Today, rent-free living in Fremont is nearly impossible to fathom. At the Epicenter, a six-story apartment complex whose exterior is adorned with whimsical curlicue metal sculptures, studios begin at $1,250, one bedrooms go for $1,550 and two-bedrooms for $1,950, said Lydia Anderson, a leasing agent for the building.
Perched above the PCC Natural Market, the complex has few vacancies, she said.
Anderson, a writer and a copy editor, moved to the Epicenter from Redmond a year ago and says she enjoys the car-free lifestyle, where she can walk to Peet’s Coffee to get her writing done.
When Pete Hanning first moved to Fremont, in the 1990s, it still had a lot of rough edges.
“It was a lot grittier, then. A lot more blue-collar,” said Hanning, co-owner of the Red Door Saloon.
The area was popular with motorcyclists, and it attracted one of the largest AA meetings in the Northwest, he said.
Since then, Hanning stepped up from bartender to co-owner of the Red Door. He met the woman he would later marry, Emily Hanning, in Fremont, and the couple recently purchased a house adjacent to the Hazel Heights P-Patch at 42nd and Baker -— a community garden named in honor of the previous owner of his home, the late Hazel Hurlburt. Hanning’s house harbors one of two cisterns that collect rainwater for the garden.
Civic engagement is a strength of the neighborhood, Hanning said.
The social-services group Solid Ground was founded there.
Hanning recounted that, at a fall 2012 election debate between state Democratic Speaker of the House Frank Chopp and socialist candidate Kshama Sawant: “The tension was between the Democrat and the Socialist, and the Democrats were being pushed like they were far to the right,” he said, adding, “We are in Fremont.”
A central figure in Fremont’s cultural, political and business realm is developer Suzie Burke.
In the residential market, Burke said Fremont’s vacancy rate is typically low. “We have infill from folks going to the University of Washington, and SPU (Seattle Pacific University). They come and go. It lubricates our apartment market.”
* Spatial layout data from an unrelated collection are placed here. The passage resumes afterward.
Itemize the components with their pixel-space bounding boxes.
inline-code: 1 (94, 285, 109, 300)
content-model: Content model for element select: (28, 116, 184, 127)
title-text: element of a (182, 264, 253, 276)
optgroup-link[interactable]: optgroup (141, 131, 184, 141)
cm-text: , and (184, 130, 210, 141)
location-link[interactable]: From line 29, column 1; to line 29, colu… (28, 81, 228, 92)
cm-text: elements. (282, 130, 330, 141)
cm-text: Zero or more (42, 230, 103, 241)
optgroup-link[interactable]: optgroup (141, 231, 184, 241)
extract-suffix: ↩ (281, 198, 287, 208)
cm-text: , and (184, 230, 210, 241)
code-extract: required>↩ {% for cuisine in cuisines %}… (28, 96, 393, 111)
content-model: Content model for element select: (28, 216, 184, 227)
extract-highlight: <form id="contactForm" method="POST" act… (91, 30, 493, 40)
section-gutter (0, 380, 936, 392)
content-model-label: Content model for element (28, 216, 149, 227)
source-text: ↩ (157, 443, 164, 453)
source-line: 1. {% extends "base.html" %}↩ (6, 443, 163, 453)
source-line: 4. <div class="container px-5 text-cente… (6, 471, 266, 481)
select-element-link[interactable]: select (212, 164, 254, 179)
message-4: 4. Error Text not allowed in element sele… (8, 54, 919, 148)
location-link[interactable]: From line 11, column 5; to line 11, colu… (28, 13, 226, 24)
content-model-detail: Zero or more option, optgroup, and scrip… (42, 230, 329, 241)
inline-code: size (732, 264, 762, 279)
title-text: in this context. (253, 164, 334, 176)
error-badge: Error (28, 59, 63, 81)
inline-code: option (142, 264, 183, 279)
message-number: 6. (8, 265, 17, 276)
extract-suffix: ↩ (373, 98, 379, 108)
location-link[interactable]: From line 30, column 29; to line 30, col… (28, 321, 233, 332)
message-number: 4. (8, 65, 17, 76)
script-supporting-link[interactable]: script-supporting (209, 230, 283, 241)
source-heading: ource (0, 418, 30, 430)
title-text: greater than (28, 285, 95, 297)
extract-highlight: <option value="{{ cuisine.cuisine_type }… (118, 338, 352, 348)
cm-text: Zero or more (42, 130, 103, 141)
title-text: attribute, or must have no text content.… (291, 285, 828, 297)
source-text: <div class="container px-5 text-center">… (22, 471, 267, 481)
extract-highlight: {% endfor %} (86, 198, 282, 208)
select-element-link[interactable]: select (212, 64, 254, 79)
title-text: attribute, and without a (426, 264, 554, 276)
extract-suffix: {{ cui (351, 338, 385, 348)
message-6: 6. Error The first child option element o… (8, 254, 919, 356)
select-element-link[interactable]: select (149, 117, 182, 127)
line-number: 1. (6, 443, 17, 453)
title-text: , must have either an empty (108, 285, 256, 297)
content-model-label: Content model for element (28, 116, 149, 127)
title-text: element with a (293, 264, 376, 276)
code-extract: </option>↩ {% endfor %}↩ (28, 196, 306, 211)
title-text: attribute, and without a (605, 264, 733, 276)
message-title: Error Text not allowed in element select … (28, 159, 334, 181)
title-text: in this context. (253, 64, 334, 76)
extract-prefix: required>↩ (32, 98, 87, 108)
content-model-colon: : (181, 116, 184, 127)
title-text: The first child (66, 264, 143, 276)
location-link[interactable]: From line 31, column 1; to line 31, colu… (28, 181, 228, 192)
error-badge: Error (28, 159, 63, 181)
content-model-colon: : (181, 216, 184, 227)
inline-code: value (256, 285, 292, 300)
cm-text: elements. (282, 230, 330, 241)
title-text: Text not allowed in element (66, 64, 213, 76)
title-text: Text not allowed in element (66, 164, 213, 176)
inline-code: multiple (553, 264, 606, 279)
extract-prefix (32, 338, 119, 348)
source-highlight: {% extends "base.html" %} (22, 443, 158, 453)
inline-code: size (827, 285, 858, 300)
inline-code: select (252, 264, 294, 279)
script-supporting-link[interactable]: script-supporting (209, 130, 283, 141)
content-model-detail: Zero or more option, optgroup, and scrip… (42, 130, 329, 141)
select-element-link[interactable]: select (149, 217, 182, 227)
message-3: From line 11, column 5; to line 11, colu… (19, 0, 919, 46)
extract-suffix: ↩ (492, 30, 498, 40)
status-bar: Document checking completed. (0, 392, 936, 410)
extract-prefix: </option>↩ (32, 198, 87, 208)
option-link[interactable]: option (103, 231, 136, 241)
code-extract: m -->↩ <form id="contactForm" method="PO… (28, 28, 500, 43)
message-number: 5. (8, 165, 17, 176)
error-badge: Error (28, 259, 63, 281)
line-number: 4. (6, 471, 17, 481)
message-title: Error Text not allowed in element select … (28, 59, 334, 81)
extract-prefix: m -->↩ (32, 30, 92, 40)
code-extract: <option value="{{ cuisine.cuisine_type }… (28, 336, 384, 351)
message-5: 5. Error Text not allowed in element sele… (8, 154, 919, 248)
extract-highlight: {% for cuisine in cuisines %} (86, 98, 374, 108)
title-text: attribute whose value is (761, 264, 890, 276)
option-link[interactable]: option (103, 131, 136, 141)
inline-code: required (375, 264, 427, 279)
“As far as houses go, Fremont fits right into the same boat as most of the rest of Seattle. There aren’t very many for sale,” Burke said.
Burke anticipates that the completion of a currently under-construction property she owns, at 3400 Stone Way N., may bring new residents to the area.
So could the running-shoe and athletic-gear manufacturing company Brooks Sports, when it moves there later this year from Bothell.
Arguably Fremont’s No. 1 promoter, Burke says Fremont has it all.
“It’s one of the only neighborhoods of Seattle where it’s actually possible to work, live, shop and totally enjoy being a Fremonster.”